Il n'y avait rien de plus désespérant pour Finolin. Un lutin perdu dans un bois ! Il aurait presque pu en rire, si ce n'était la gravité de leur situation. Depuis trois jours, lui et ses compagnons essayaient d'échapper à la troupe de Milfauçon... sans grand succès, il fallait bien l'avouer. Au final, Bartolde était devenu plus taciturne qu'à l'accoutumé. Il se retenait visiblement de faire ses reproches au lutin. « Perdu dans la forêt, un comble ! » avait-il juste grommelé.
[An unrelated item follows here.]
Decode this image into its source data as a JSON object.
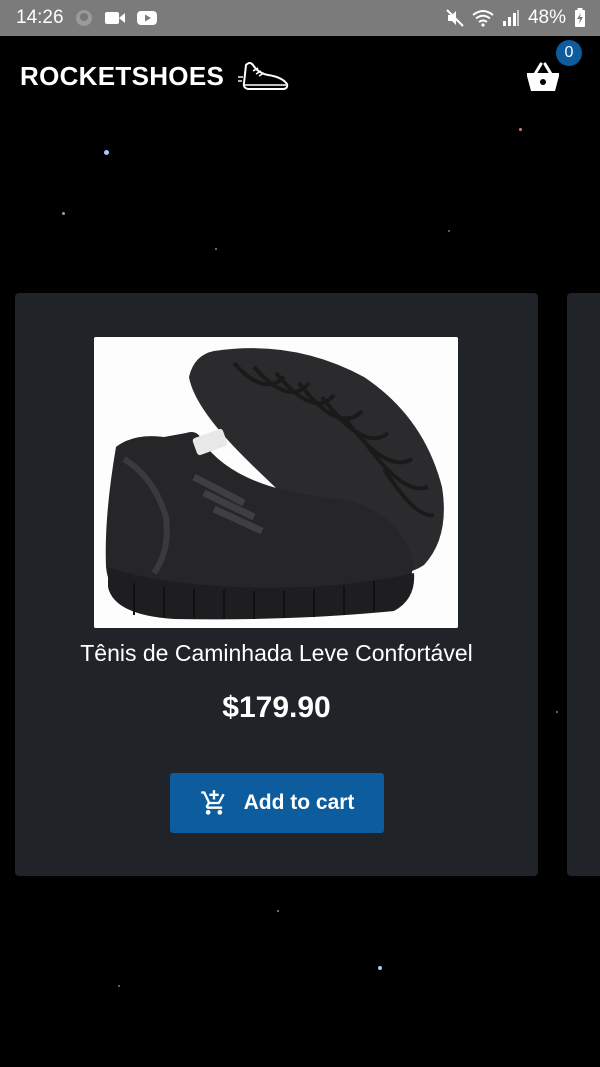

Et maintenant qu'ils étaient au cœur du Bois Profond, alors que le jour ne faisait que se lever et que les feuilles parvenaient difficilement à stopper la pluie battante, les intrépides héros avaient bien du mal à garder espoir. Ils avaient froid, leurs jambes engourdies les portaient à peine, leurs vêtements avaient l'odeur du moisi et de la terre. À dire vrai, nul ne savait exactement où ils se trouvaient et vers où les menaient leurs pas.

 

 

 

Le Bois Profond était un lieu maudit pour tous les sylvestres. La légende racontait qu'il recelait en son cœur un Arbre-Roi dégénéré. Son écorce n'était plus qu'une enveloppe vidée de toute sève. Et pourtant, il dominait toujours la forêt. Ses feuilles rousses était le signe irréfutable qu'il refusait de mourir complètement. Plongé dans une dégénérescence automnale sans fin, il avait contaminé l'ensemble du Bois Profond pour satisfaire sa rancœur...
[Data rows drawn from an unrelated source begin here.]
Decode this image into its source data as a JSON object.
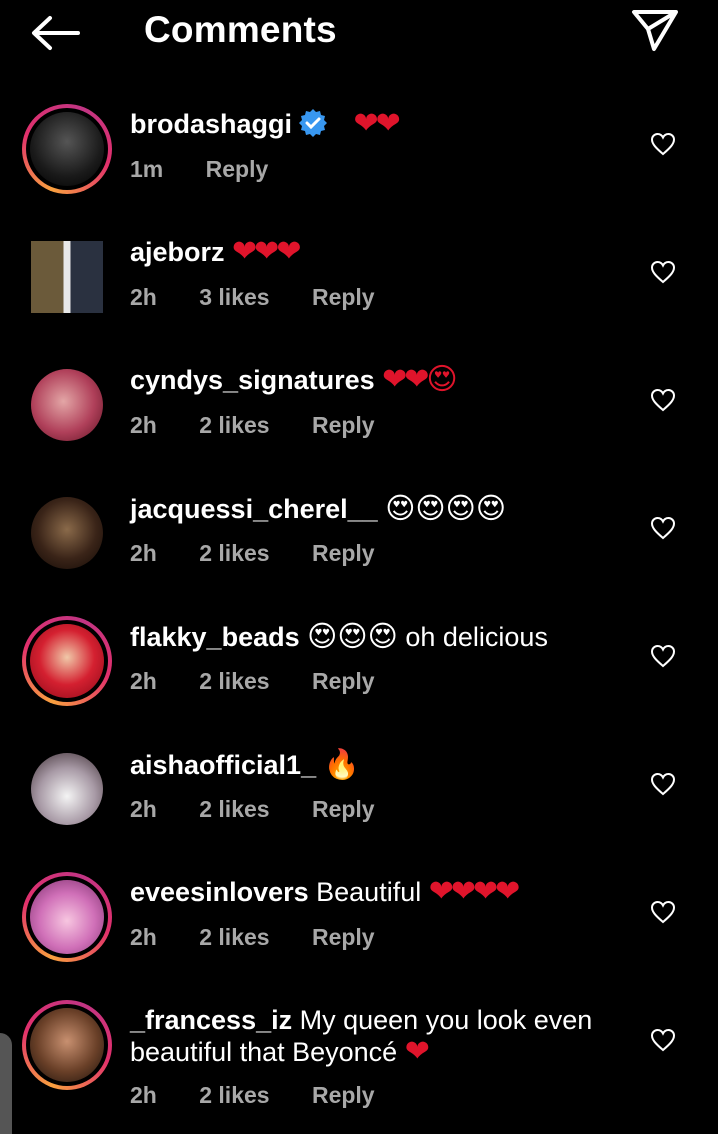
{
  "header": {
    "title": "Comments",
    "back_icon": "arrow-left-icon",
    "send_icon": "paper-plane-icon"
  },
  "colors": {
    "background": "#000000",
    "heart": "#e0142b",
    "verified": "#3897f0",
    "meta_text": "#a8a8a8"
  },
  "comments": [
    {
      "username": "brodashaggi",
      "verified": true,
      "text": "",
      "emoji": "❤❤",
      "time": "1m",
      "likes": "",
      "reply": "Reply",
      "story_ring": true
    },
    {
      "username": "ajeborz",
      "verified": false,
      "text": "",
      "emoji": "❤❤❤",
      "time": "2h",
      "likes": "3 likes",
      "reply": "Reply",
      "story_ring": false
    },
    {
      "username": "cyndys_signatures",
      "verified": false,
      "text": "",
      "emoji": "❤❤😍",
      "time": "2h",
      "likes": "2 likes",
      "reply": "Reply",
      "story_ring": false
    },
    {
      "username": "jacquessi_cherel__",
      "verified": false,
      "text": "",
      "emoji": "😍😍😍😍",
      "time": "2h",
      "likes": "2 likes",
      "reply": "Reply",
      "story_ring": false
    },
    {
      "username": "flakky_beads",
      "verified": false,
      "text": "oh delicious",
      "emoji": "😍😍😍",
      "time": "2h",
      "likes": "2 likes",
      "reply": "Reply",
      "story_ring": true
    },
    {
      "username": "aishaofficial1_",
      "verified": false,
      "text": "",
      "emoji": "🔥",
      "time": "2h",
      "likes": "2 likes",
      "reply": "Reply",
      "story_ring": false
    },
    {
      "username": "eveesinlovers",
      "verified": false,
      "text": "Beautiful",
      "emoji": "❤❤❤❤",
      "time": "2h",
      "likes": "2 likes",
      "reply": "Reply",
      "story_ring": true
    },
    {
      "username": "_francess_iz",
      "verified": false,
      "text": "My queen you look even beautiful that Beyoncé",
      "emoji": "❤",
      "time": "2h",
      "likes": "2 likes",
      "reply": "Reply",
      "story_ring": true
    }
  ]
}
Et il avait fallu que Finolin et ses amis s'y rendent. Sous le prétexte d'échapper à la compagnie de Milfauçon, ils avaient plongé dans la gueule du loup. Sans doute que... Les pensées du lutin furent abruptement stoppées par la chute. Son nez alla directement à la rencontre d'une racine affleurante.

Bartolde se retourna et explosa : « Par tous les saints, Finolin ! Regarde un peu où tu marches ! C'est bien assez de devoir te traîner, alors fais plus attention ! ». Il marcha sur le lutin d'un pas décidé, une lueur assassine dans les yeux. Seule l'intervention de Marsken parvint à endiguer le flot de violence qui s'annonçait. Se mettant en travers de Bartolde, il tendit la main à Finolin. Le lutin se releva et eut tout loisir de voir Bartolde fulminer derrière le nain. Il porta la main à son nez et observa avec douleur sa paume pleine de sang. « Il s'est cassé le nez » observa Marsken. Bartolde ramassa une pierre et la jeta au loin, de toutes ses forces. « Maudite forêt ! J'aurais encore préféré faire face à Milfauçon et à ses sbires ! »
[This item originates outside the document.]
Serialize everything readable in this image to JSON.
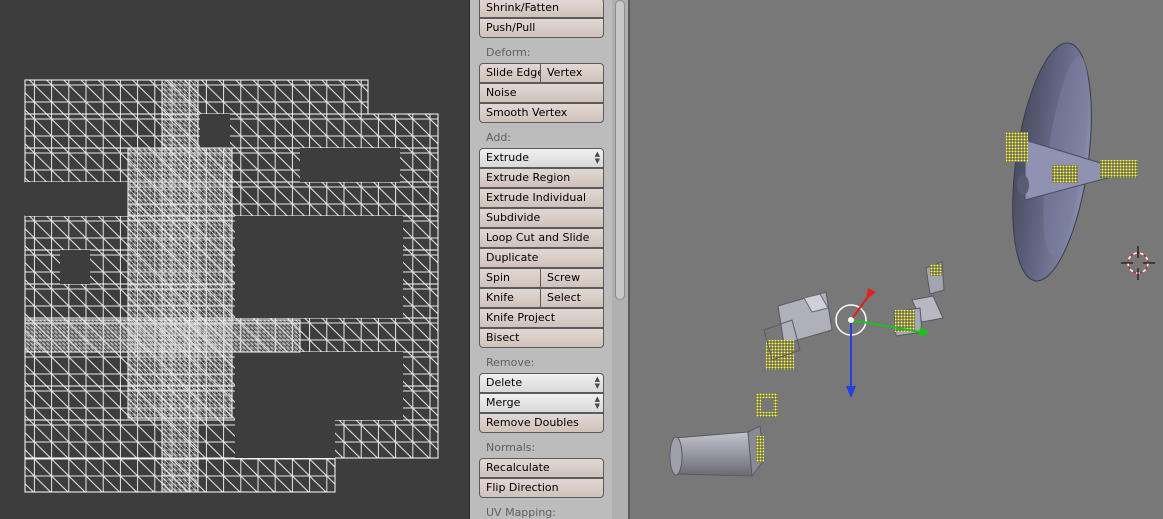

_ Ne dis pas de sottises, Bartolde, ils nous auraient exterminés en aussi peu de temps qu'il en faut à cette pierre pour retomber. » Ce furent les premières paroles d'Ayméric depuis bien longtemps. Mais il savait fort bien ce que pensait Bartolde : ils auraient au moins échappé à ce cauchemar. Il reporta son attention sur le lutin. Il était trop frêle. Les merveilleux talents des sylvestres n'étaient-ils donc que mythes ? Depuis qu'ils étaient dans la forêt, Finolin s'était avéré incapable de les aider. Pire, il était devenu un poids. Même en pleine nuit, il avait vu Finolin courir habilement en pleine forêt, esquivant branches et racines sans peine. Naturellement, il était capable de retrouver son chemin dans toutes les forêts de l'Harmonde. Toutes les forêts, sauf celle-ci ! En fait, il comprenait le raisonnement de Bartolde, pourquoi fuire, alors qu'un lutin les ralentissait et permettait à Milfauçon de les rattraper ? Au final, deux choix se présentaient à eux : soit s'arrêter et attendre les sbires de pied ferme, soit se débarrasser des encombrants… Ayméric, secoua la tête, il ne pouvait faire cela ! Son regard croisa alors celui de Finolin, le lutin semblait avoir suivi son raisonnement. Il se détourna.

Finolin avait bien cerné les pensées de Bartolde et d'Ayméric. À vrai dire, lui-même ne ressentait que rancœur à leur égard. De nombreuses fois, il leur avait été bien utile et désormais, ils réfléchissaient à la manière de se débarrasser de lui ! Il continua ainsi à chercher ses bésicles, à quatre pattes dans les feuilles mortes. Ses amis avaient cessé de parler, le silence devenait oppressant. Inquiet, Finolin releva la tête. Ce fut pour voir le Danseur d'Ayméric passer au-dessus de lui dans une pirouette. Instinctivement, il se projeta sur le côté. Une gerbe de flammes pulvérisa l'endroit où il se trouvait quelques instants auparavant.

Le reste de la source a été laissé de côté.